Everything is average, standard and nondescript when Winner (Sweeney, also a Once Upon a Time in Hollywood and The Handmaid's Tale alum) pulls up outside of her house to discover an audience. Satter scripts with James Paul Dallas (Halston's archival producer), enlisting Paul Yee (Joy Ride) as Reality's cinematographer, plus Jennifer Vecchiarello (Thor: Love and Thunder) and Ron Dulin (Resurrection) as editors — and, before agents Garrick (Josh Hamilton, The Walking Dead) and Taylor (Marchánt Davis, A Journal for Jordan) start talking, the scene that the film spins, sees and splices couldn't appear more commonplace. The daytime sunlight streaming down doesn't brighten. Winner's brick abode could sit on any block almost anywhere. She's sans makeup, wearing a white shirt and cutoffs that she wouldn't have thought twice about. And, once the chatting begins, peppered as it is with routine small talk, it too is mundane.

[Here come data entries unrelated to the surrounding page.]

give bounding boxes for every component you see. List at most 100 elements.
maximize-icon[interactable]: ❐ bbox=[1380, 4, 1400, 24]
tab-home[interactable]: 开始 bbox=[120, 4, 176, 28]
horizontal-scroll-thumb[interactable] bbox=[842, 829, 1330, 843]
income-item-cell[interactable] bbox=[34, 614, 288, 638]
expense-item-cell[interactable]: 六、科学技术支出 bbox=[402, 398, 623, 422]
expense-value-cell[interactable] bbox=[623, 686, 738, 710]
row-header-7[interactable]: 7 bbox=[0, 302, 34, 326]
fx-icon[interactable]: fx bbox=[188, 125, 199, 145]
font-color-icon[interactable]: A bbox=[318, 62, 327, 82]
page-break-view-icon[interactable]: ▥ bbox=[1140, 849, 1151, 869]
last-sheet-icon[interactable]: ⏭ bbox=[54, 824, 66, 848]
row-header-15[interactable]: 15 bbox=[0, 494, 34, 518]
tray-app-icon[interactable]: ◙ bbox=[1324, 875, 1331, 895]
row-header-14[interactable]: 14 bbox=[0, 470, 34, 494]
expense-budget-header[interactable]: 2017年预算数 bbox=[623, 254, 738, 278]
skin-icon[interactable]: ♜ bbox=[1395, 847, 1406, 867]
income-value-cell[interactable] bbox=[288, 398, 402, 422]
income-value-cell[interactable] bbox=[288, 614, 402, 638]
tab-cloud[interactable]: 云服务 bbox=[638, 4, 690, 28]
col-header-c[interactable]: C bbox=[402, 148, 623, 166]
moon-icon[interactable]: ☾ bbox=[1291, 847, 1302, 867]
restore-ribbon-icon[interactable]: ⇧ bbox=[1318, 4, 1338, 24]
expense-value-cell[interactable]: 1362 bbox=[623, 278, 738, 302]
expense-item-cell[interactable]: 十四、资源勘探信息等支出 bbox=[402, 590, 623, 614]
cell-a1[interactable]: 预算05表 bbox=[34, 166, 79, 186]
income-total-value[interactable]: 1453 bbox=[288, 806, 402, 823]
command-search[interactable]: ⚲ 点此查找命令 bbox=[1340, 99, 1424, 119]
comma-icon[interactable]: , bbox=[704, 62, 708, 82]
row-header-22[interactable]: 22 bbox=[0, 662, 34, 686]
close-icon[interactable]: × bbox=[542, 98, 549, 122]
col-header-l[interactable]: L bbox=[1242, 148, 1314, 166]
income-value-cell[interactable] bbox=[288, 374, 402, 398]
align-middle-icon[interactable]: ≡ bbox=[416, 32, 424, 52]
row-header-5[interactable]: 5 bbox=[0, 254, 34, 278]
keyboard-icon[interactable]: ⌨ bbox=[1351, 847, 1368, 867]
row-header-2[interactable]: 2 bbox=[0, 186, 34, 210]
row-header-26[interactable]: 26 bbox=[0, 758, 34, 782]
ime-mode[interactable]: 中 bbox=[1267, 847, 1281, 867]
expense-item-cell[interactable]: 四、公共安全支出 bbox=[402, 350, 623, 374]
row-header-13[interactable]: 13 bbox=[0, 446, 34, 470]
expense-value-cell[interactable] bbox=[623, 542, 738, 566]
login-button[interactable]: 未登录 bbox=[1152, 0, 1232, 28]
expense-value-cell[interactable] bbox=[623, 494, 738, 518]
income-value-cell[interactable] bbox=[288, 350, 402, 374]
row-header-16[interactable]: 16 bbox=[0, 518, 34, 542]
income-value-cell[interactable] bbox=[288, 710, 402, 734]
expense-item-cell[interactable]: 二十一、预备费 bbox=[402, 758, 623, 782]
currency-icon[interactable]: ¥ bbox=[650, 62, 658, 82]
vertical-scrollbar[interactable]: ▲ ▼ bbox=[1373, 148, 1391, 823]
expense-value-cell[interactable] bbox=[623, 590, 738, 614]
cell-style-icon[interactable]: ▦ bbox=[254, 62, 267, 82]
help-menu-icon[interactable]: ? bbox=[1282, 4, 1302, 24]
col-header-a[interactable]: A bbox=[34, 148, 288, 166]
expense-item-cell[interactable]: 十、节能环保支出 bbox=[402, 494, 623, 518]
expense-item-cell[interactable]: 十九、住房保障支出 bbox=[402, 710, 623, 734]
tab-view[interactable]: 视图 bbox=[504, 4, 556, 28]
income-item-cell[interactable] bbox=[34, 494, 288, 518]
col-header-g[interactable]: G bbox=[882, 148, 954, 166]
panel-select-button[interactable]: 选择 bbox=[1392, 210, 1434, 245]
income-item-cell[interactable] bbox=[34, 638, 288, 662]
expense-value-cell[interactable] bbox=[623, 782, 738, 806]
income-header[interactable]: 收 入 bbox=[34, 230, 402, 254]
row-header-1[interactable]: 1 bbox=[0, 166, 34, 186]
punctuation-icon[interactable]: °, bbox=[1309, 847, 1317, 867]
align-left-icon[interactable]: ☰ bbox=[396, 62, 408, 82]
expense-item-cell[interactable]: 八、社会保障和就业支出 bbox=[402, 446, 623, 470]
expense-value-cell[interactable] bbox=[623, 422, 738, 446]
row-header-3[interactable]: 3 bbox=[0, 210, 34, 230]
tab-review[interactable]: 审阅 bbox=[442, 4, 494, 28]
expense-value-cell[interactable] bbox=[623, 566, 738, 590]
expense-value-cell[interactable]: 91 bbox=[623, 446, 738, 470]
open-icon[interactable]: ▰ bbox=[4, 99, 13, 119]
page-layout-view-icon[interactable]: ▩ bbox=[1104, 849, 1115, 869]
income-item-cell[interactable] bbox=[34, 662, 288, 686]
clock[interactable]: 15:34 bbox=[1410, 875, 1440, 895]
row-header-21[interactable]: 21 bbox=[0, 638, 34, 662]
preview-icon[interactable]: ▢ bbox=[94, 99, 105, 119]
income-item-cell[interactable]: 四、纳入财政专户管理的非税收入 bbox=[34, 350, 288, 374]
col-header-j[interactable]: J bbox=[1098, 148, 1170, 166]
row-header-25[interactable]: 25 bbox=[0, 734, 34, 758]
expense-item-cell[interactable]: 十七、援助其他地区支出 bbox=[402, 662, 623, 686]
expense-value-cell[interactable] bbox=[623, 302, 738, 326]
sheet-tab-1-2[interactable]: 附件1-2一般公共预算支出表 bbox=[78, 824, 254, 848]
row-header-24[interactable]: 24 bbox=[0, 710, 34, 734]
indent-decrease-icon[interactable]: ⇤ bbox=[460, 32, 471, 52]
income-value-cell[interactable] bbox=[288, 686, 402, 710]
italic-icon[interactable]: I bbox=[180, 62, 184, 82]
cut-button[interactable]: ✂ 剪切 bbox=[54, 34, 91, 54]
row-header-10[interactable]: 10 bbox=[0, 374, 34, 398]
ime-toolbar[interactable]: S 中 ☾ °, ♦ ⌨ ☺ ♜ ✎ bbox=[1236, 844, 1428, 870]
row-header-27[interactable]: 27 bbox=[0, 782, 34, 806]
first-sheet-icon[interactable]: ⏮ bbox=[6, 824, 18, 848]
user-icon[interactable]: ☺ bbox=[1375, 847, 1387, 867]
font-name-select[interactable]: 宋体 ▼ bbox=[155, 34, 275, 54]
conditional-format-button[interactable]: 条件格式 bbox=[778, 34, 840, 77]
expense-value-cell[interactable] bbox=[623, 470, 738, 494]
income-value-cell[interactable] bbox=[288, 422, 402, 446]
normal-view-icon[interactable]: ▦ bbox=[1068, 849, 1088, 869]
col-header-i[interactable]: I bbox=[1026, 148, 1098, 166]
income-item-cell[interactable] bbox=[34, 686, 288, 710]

Is Winner thirsty? What's the best way to handle her rescue dog? Will her cat bolt if the door is left open? Is there somewhere private, away from the other agents executing search warrants for her house, car and phone, where the trio can head to? These details comprise much of the early conversation, as laced with ums, aahs and awkward pauses. With no disrespect to the best screenwriters — the best at procedurals, too — every word and gap in Reality could've only sprung from real life. And there are purposeful holes, thanks to part of the chat remaining redacted in the publicly released transcripts that Satter works with. Her inventive and perceptive solution: glitching in and out, having the people affected disappear and reappear, and reminding audiences oh-so-savvily that every single take on reality is always just that, a take, and should always be inspected and unpacked.

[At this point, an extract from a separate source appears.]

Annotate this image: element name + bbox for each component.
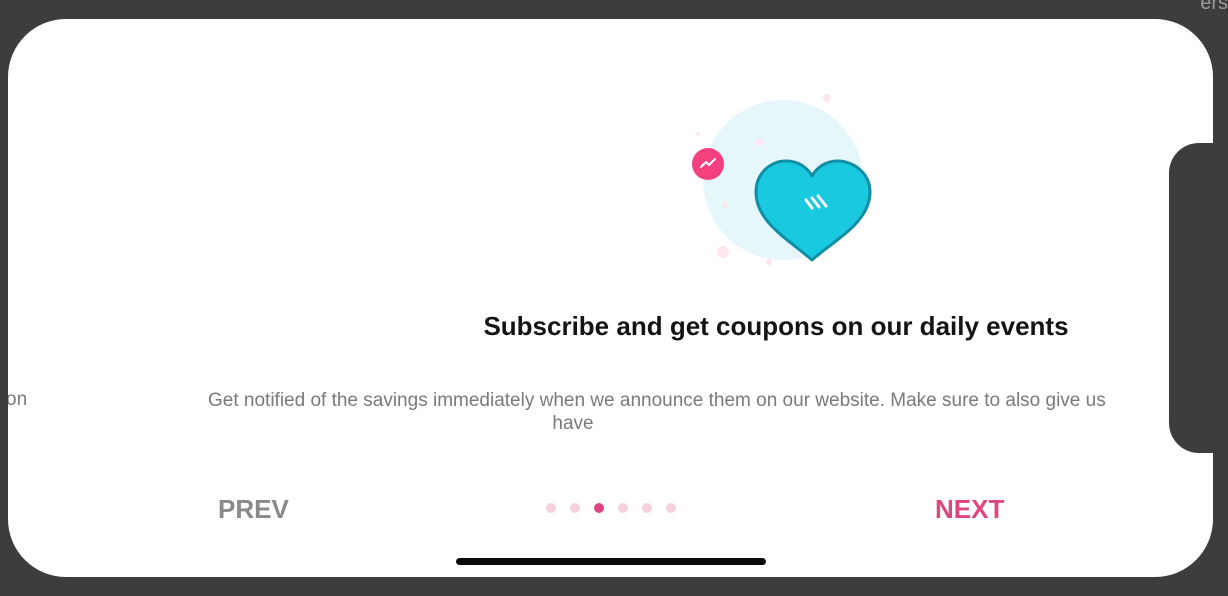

With talk echoing — especially in a room that Winner doesn't usually use, describes as "weird" and "creepy", and looks as close as a space in someone's home can to a prison cell — Reality steps through why the agents are there, what they're chasing, their suspect's tale and her reaction. As crucial as words are to the film, and the exact words uttered off-screen at that, they only tell part of the story. They explain that Winner can speak Farsi, Pashto and Dari; aspires to be deployed to Afghanistan; trains in CrossFit and teaches yoga; and owns guns, including a pink AR-15. They establish Garrick as playing the nice guy among the FBI cohort, and Taylor as affable but sterner. They eventually lay out what Winner is accused of doing, and how. Satter witnesses what isn't spoken, though, such as the rigid physicality that sits in stark contrast to the agents' warmer tone — and the displays of force that are everywhere, simply because the FBI is everywhere, when Winner is permitted to squeeze into her kitchen to put her perishables away.

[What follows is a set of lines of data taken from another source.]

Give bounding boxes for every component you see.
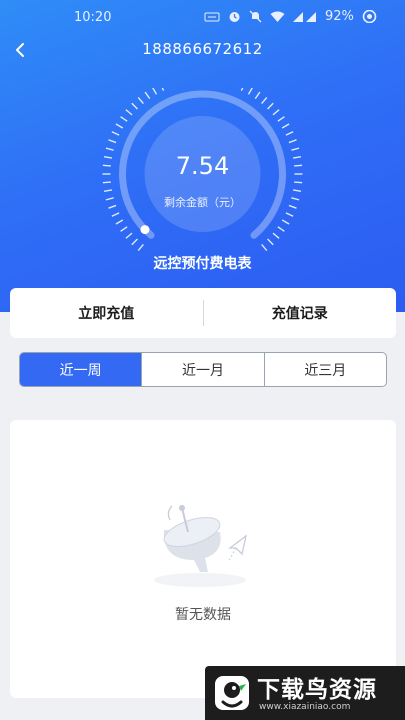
gauge-tick bbox=[272, 109, 280, 116]
tab-last-month[interactable]: 近一月 bbox=[141, 353, 263, 386]
meter-title: 远控预付费电表 bbox=[153, 256, 252, 272]
gauge-tick bbox=[277, 116, 285, 122]
data-card: 暂无数据 bbox=[10, 420, 396, 698]
gauge-tick bbox=[102, 181, 111, 184]
balance-value: 7.54 bbox=[175, 152, 230, 180]
gauge-tick bbox=[152, 88, 158, 95]
tab-last-three-months[interactable]: 近三月 bbox=[263, 353, 386, 386]
eye-icon bbox=[362, 10, 377, 23]
satellite-dish-icon bbox=[154, 505, 248, 587]
gauge-tick bbox=[115, 219, 124, 225]
gauge-tick bbox=[125, 232, 133, 239]
balance-label: 剩余金额（元） bbox=[164, 196, 241, 209]
gauge-tick bbox=[285, 131, 294, 136]
gauge-tick bbox=[120, 116, 128, 122]
gauge-tick bbox=[137, 96, 144, 104]
status-time: 10:20 bbox=[74, 10, 112, 25]
gauge-tick bbox=[120, 226, 128, 232]
alarm-icon bbox=[229, 12, 240, 22]
status-icons: 92% bbox=[204, 9, 377, 24]
gauge-tick bbox=[254, 91, 261, 100]
recharge-records-button[interactable]: 充值记录 bbox=[204, 303, 397, 323]
gauge-tick bbox=[261, 244, 268, 252]
gauge-tick bbox=[288, 139, 297, 144]
gauge-tick bbox=[261, 96, 268, 104]
gauge-tick bbox=[103, 189, 113, 193]
network-speed-icon bbox=[204, 12, 220, 21]
gauge-tick bbox=[292, 189, 302, 193]
page-title: 188866672612 bbox=[142, 40, 263, 58]
tab-last-week[interactable]: 近一周 bbox=[20, 353, 142, 386]
period-tabs: 近一周 近一月 近三月 bbox=[19, 352, 387, 387]
gauge-tick bbox=[131, 102, 138, 110]
action-card: 立即充值 充值记录 bbox=[10, 288, 396, 338]
watermark-url: www.xiazainiao.com bbox=[259, 702, 351, 712]
gauge-tick bbox=[294, 181, 303, 184]
gauge-tick bbox=[240, 88, 244, 91]
gauge-tick bbox=[272, 232, 280, 239]
gauge-tick bbox=[131, 238, 138, 246]
recharge-now-button[interactable]: 立即充值 bbox=[10, 303, 203, 323]
gauge-tick bbox=[247, 88, 253, 95]
empty-state-text: 暂无数据 bbox=[175, 607, 231, 623]
watermark-title: 下载鸟资源 bbox=[257, 677, 377, 703]
gauge-tick bbox=[105, 147, 114, 151]
gauge-tick bbox=[291, 147, 300, 151]
gauge-tick bbox=[137, 244, 144, 252]
mute-icon bbox=[249, 10, 262, 23]
gauge-tick bbox=[277, 226, 285, 232]
bird-logo-icon bbox=[215, 676, 249, 710]
gauge-tick bbox=[285, 212, 294, 217]
gauge-tick bbox=[111, 131, 120, 136]
gauge-tick bbox=[161, 88, 165, 91]
gauge-tick bbox=[281, 123, 290, 129]
gauge-tick bbox=[115, 123, 124, 129]
battery-percent: 92% bbox=[325, 9, 354, 24]
gauge-indicator-dot bbox=[140, 225, 150, 235]
gauge-tick bbox=[281, 219, 290, 225]
gauge-tick bbox=[125, 109, 133, 116]
gauge-tick bbox=[111, 212, 120, 217]
gauge-tick bbox=[108, 139, 117, 144]
gauge-tick bbox=[267, 102, 274, 110]
gauge-tick bbox=[144, 91, 151, 100]
gauge-tick bbox=[267, 238, 274, 246]
watermark-banner: 下载鸟资源 www.xiazainiao.com bbox=[205, 666, 405, 720]
status-bar: 10:20 92% bbox=[0, 0, 405, 36]
signal-icon bbox=[293, 11, 316, 22]
wifi-icon bbox=[270, 11, 285, 22]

As every meticulously calculated stylistic choice ramps up the stress, Nathan Micay's (Industry) jittery score among them — and as Sweeney delivers a phenomenal masterclass in microexpressions that's a career-best performance to-date — Reality spots a gut-punch of an inescapable truth as well. We hope, think and are led to believe, aided by movies and TV shows, that significant instances and incidents feel significant; and yet big moments aren't actually always big moments, even when whistleblowing, revealing state secrets and the legal response are involved. Indeed, the movie's ripped-from-reality look and dialogue, plus its central naturalistic performance, are all calibrated to reinforce that sometimes life changes drastically when nothing huge initially seems to. Winner's existence was forever altered by the scenes that Satter displays, but Reality knows that no one was shouting and screaming that that was the case as it occurred. More than that, and with gripping chills and dripping dread, it puts viewers in Winner's shoes as her world turns — and ours — but the world keeps turning.